Lane Center for Computational Biology
School of Computer Science, Carnegie Mellon University
On the Identification and Investigation of
Jacob M. Joseph
This dissertation addresses the identification and characterization of homologous gene families in large-scale, genomic data. Particular emphasis is paid to multidomain gene families, as multidomain sequences represent at least half of the sequence universe, but present an especially challenging case for family classification. Often, these sequences are excluded from analyses because they tend to interfere with classification performed with existing methods. This thesis develops the theoretical context for family classification of datasets that contain multidomain sequences, and demonstrates the implementation necessary for performing classification on large data sets.

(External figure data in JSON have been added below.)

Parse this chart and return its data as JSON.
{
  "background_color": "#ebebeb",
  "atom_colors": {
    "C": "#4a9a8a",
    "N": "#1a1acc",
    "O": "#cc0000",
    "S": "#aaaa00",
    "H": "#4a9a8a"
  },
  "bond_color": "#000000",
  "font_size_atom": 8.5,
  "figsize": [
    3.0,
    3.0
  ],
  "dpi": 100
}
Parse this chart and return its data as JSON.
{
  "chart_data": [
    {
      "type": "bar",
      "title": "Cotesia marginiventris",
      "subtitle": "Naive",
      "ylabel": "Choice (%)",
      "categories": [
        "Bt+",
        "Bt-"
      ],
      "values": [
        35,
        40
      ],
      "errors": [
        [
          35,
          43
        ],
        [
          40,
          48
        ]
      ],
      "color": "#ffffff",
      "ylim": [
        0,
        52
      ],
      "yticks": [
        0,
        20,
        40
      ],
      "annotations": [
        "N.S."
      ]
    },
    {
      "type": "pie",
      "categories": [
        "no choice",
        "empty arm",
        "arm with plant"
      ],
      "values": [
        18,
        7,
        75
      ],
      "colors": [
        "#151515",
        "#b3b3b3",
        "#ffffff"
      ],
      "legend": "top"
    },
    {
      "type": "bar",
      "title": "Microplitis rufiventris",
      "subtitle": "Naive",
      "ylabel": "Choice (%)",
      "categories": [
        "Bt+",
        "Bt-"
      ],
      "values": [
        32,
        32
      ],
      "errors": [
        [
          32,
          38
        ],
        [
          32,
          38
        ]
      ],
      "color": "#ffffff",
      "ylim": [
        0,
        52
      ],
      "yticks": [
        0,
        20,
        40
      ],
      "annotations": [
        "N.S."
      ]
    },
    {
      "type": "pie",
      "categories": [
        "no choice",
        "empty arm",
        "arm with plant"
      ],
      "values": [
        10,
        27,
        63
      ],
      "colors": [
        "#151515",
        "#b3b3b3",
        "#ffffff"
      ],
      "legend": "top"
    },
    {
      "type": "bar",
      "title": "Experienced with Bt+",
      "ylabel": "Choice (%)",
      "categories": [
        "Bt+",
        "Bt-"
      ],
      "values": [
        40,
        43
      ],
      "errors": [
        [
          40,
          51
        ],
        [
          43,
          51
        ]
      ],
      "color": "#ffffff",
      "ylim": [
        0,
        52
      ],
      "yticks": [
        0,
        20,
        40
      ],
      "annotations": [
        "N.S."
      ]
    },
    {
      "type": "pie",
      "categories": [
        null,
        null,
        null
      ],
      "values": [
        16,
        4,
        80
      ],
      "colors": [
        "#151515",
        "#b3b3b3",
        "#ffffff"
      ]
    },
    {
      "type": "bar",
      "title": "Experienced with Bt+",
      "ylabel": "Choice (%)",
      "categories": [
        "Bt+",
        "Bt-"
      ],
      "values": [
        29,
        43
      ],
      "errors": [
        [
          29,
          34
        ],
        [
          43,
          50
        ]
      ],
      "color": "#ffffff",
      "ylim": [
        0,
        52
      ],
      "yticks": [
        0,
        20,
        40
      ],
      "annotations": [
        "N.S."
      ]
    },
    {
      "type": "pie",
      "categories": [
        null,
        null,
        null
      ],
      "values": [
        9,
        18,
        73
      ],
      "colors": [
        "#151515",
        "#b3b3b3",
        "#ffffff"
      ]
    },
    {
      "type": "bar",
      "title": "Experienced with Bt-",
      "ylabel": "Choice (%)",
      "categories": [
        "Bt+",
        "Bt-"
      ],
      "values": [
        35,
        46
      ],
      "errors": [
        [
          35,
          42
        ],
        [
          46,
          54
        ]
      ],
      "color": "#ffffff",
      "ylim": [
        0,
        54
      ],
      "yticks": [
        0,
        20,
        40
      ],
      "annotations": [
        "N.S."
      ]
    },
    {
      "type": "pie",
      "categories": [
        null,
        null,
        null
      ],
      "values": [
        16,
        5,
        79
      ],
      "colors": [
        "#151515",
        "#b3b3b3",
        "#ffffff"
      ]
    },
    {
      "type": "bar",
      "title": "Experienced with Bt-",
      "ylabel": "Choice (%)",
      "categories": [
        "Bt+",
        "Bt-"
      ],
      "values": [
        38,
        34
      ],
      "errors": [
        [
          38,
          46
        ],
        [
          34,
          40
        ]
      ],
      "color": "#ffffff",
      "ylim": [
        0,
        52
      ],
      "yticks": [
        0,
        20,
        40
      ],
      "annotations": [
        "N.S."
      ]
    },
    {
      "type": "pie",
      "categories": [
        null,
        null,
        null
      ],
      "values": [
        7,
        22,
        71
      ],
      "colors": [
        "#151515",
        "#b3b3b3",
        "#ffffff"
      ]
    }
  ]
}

Five primary results are presented in this work. First, a definition of homology that encompasses the evolutionary scenarios that result in multidomain families is formulated. Second, the techniques and implementation of family classification are presented. The methodology developed takes protein sequence data as input, and, by explicitly considering the evolutionary signal of gene duplication inherent in a sequence similarity network, derives a network that is an accurate estimate of homology. Third, the structure of this network is examined, and compared to the theoretical construct of a network of homology. Fourth, an approach for predicting families from this network is developed. Importantly, a statistical framework is presented for evaluation of the result using a limited set of curated families. Finally, the interplay between domains and the clustering result is examined using an information-theoretic approach.